Он не сразу поднимает голову, а когда смотрит на меня, я замечаю у него под глазами темные мешки. Интересно, сколько времени он не спал.
— Сэдлер, — говорит он. — Не на посту, да?
— Да, сэр, — говорю я, кивая на скамью напротив: — Можно я тут сяду? Или вы хотите побыть один?
Он смотрит на пустую скамью, словно не зная, каковы правила этикета на этот счет, но в конце концов пожимает плечами и жестом показывает, что я могу сесть.
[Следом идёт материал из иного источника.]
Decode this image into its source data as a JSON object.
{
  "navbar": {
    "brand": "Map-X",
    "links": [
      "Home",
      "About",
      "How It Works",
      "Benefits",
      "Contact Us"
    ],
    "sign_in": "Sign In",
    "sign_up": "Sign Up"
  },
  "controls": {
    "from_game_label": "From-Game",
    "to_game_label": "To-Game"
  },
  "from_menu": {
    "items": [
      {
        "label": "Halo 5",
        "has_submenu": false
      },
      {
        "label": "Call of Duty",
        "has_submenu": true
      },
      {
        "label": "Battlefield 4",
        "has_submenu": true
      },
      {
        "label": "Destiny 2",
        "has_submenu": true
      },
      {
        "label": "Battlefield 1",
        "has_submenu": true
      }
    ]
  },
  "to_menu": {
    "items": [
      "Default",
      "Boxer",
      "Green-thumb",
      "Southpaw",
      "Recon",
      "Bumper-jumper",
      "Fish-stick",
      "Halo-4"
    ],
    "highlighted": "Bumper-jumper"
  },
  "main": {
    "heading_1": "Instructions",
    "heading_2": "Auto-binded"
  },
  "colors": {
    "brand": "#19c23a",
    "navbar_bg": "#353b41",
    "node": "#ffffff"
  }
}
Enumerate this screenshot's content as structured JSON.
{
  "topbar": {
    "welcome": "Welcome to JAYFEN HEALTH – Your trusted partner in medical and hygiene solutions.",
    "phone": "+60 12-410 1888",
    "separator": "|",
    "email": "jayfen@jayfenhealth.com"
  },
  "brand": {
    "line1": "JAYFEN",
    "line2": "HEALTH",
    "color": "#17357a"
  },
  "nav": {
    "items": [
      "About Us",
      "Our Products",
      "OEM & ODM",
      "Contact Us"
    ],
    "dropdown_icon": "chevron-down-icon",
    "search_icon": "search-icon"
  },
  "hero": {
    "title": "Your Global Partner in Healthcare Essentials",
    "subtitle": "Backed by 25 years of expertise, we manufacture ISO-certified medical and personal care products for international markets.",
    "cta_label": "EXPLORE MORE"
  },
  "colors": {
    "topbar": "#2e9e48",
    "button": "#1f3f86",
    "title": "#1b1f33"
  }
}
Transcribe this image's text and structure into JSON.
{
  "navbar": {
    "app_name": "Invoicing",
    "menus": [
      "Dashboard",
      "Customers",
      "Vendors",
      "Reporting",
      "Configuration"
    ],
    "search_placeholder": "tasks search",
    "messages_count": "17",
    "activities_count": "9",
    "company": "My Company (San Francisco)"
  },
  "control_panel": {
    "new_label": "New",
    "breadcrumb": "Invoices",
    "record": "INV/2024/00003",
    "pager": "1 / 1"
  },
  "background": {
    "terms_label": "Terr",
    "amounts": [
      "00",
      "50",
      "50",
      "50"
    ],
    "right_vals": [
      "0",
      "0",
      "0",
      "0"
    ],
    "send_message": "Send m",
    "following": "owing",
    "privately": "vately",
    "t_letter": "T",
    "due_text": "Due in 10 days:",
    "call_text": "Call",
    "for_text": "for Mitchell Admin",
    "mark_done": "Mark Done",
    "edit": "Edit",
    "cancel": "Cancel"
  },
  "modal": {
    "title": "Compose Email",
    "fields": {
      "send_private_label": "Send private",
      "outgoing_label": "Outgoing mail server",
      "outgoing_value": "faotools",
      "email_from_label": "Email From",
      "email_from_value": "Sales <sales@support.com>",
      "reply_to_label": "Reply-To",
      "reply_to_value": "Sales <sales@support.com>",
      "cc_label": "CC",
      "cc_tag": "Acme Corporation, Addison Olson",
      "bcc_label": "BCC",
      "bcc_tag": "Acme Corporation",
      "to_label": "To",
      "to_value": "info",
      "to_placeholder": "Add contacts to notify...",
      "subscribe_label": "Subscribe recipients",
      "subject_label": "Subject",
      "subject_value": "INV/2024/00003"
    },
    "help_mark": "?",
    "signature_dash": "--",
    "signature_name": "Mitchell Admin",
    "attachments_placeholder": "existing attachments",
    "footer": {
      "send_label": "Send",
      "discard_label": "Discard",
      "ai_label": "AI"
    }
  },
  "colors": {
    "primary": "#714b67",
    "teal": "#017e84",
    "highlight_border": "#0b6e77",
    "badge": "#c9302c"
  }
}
— Мне было очень жаль услышать про капрала Моуди, — говорю я, выдержав для приличия паузу. — Он был достойным человеком. Всегда обращался со мной по справедливости.
— Я вот решил, что надо бы написать его жене. — Он указывает на лежащие перед ним перо и бумагу.
— Я даже не знал, что он женат.
— Разумеется, откуда вам. Но да, у него остались жена и три дочери.
— А разве не сержант Клейтон должен написать его жене, сэр? — спрашиваю я, потому что заведенный порядок именно таков.
— Да, наверное. Только я знал Мартина лучше, чем кто-либо другой. Думаю, будет лучше, если я тоже напишу.
— Конечно. — Я поднимаю кружку, но у меня вдруг слабеет рука, и чай разливается по столу.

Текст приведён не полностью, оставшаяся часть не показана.